Sonja stared at him as if he were an idiot. “Jeeezus Keerist! Didn’t I just say so?”

Calm as ever, Sparks fished in his pocket for a card and withdrew it, offering it to Sonja. “Would you have her give us a call?”

“Sure,” she said, opening the door a crack to snatch the card from his fingers. Not that he figured it would do any good. As they left, Carter had the distinct impression Sonja Watkins would toss the number into the trash and hope she never saw hide nor hair of them again.

ACT V

Everything was coming together.

She could feel it.

She slid on the long negligee worn in the boudoir scene of Dead Heat. How well it fit. Like the proverbial glove.

No surprise there, she thought as she surveyed her reflection in the long mirror she’d placed in the corner between the posters that still covered the walls of her dressing area. She frowned as her gaze moved from one of the elaborate pictures promoting various movies to the next.

Of course they were marred. Sliced by her own hand when she was in a rage which, it seemed, was happening more often these days. Was it because of the movie’s premiere, or was it just a natural progression? She didn’t know but felt more out of control than ever, the insecurities and fury more impossible to ignore. She wasn’t always so volatile and now, gazing at the posters that had been taped painstakingly back together, she told herself she was sane; she’d always been sane, the doctors were wrong. As long as she kept herself in control and only gave way to the violent impulses according to her plan, she would be all right.
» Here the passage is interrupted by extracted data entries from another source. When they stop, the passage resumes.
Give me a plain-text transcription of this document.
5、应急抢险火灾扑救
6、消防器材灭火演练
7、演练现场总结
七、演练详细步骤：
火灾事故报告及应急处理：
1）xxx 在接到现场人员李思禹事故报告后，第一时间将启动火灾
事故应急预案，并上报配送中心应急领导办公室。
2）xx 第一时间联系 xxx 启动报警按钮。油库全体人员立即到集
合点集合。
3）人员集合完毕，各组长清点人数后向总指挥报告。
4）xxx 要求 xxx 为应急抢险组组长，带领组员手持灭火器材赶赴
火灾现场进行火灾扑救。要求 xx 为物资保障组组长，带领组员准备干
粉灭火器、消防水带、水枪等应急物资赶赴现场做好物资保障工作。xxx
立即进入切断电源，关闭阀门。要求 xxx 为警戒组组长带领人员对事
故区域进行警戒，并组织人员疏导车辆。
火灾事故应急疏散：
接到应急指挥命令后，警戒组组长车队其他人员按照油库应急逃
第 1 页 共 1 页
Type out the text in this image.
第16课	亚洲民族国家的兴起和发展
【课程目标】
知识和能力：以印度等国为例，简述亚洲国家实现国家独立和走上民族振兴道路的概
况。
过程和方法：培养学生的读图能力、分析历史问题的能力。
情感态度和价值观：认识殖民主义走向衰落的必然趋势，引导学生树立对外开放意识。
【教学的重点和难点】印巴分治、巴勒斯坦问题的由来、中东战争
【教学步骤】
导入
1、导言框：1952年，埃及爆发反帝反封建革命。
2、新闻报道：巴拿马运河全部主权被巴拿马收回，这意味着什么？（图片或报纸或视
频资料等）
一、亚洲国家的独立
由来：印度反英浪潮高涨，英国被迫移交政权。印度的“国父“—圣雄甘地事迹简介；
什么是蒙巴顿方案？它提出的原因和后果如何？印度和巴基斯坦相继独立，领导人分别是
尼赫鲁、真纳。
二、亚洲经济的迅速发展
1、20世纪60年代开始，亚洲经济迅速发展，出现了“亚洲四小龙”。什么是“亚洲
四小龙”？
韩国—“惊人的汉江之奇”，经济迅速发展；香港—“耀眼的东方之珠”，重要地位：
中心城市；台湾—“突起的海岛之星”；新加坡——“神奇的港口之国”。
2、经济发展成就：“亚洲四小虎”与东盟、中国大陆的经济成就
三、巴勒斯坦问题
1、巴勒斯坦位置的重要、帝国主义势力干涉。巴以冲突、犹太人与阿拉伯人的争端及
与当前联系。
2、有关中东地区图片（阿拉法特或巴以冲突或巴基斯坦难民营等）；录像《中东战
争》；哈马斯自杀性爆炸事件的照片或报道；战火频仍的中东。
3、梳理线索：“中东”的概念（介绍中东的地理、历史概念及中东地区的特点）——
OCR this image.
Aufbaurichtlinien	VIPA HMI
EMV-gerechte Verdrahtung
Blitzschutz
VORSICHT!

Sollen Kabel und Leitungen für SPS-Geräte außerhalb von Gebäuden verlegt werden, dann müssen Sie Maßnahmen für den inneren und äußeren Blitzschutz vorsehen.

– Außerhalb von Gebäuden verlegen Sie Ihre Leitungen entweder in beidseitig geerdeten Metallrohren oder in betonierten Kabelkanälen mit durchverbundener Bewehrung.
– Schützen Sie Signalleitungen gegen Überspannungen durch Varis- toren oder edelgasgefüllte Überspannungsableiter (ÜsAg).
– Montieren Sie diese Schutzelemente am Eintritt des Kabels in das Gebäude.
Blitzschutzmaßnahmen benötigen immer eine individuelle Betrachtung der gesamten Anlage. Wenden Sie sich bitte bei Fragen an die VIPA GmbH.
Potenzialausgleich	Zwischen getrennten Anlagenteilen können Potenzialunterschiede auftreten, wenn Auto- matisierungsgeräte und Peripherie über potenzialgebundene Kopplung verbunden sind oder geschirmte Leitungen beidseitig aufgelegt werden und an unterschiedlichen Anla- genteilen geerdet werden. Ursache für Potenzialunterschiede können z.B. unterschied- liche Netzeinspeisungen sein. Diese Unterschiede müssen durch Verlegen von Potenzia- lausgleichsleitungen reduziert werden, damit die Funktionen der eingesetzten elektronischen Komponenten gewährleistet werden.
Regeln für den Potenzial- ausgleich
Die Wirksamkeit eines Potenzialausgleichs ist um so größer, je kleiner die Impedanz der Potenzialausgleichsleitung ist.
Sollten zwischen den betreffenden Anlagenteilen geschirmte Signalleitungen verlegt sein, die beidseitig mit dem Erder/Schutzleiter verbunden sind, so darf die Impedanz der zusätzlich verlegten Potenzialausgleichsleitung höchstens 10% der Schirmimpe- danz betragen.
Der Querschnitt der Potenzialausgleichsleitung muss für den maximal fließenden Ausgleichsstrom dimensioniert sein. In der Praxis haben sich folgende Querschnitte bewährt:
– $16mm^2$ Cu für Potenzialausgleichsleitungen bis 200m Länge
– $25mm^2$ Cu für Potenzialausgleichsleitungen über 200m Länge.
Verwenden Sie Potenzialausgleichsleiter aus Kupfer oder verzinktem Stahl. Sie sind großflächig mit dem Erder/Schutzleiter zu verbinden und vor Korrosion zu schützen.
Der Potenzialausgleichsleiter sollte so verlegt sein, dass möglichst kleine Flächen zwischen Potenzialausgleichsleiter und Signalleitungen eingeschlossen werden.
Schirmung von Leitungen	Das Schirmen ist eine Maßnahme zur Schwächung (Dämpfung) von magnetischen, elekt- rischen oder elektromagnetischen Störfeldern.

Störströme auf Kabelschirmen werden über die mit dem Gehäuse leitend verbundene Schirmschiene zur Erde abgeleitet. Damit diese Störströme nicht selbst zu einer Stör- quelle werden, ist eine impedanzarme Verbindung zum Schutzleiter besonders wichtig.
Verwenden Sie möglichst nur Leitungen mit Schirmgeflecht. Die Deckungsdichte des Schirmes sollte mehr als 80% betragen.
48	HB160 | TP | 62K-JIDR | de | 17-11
In fact, everything would be as it should be. Once her nemesis was dealt with forever, then there would be calm and recognition and . . . a new life, a life, she deserved.

Again, she viewed the posters and in many, the heroine’s face was a little off, distorted because of the jagged tears. Those, the disfigured images were what she used for the masks she created, the false images that always hid the real person beneath the cool facade.

Soon though, it would all be over.

But there was a new problem to deal with. All very irritating. Just when she’d thought she was home free. No worries, she told herself. She would handle it. Just as she’d handled everything all of her life.

Walking closer to the mirror, she examined herself with a trained eye, then scowled, noticing a tiny wrinkle between her eyes when she frowned. Though she’d told herself differently, age had started to show itself a bit. Her breasts, though full, weren’t as perky as they once had been and, though she was loath to admit it, she was a tad thicker in the middle than nubile Annie Melrose had been in the movie. But still . . . not bad. That film had been shot nearly five years earlier, so a little extra flesh was to be expected. And there was always plastic surgery. Tummy tucks. Breast lifts. Whatever. When the time came.

She felt a new energy when she thought to the night ahead. The premiere party for Dead Heat. She’d have to hurry if she wanted to make her entrance.

She walked to the tiny window and looked outside to the Hollywood Hills and the sign visible through her window. This should have been her time. Her star should have risen, but, because of Jenna Hughes, it hadn’t soared as high as she’d expected. “Thanks,” she snarled under her breath at the woman in the poster. “You miserable self-serving bitch.”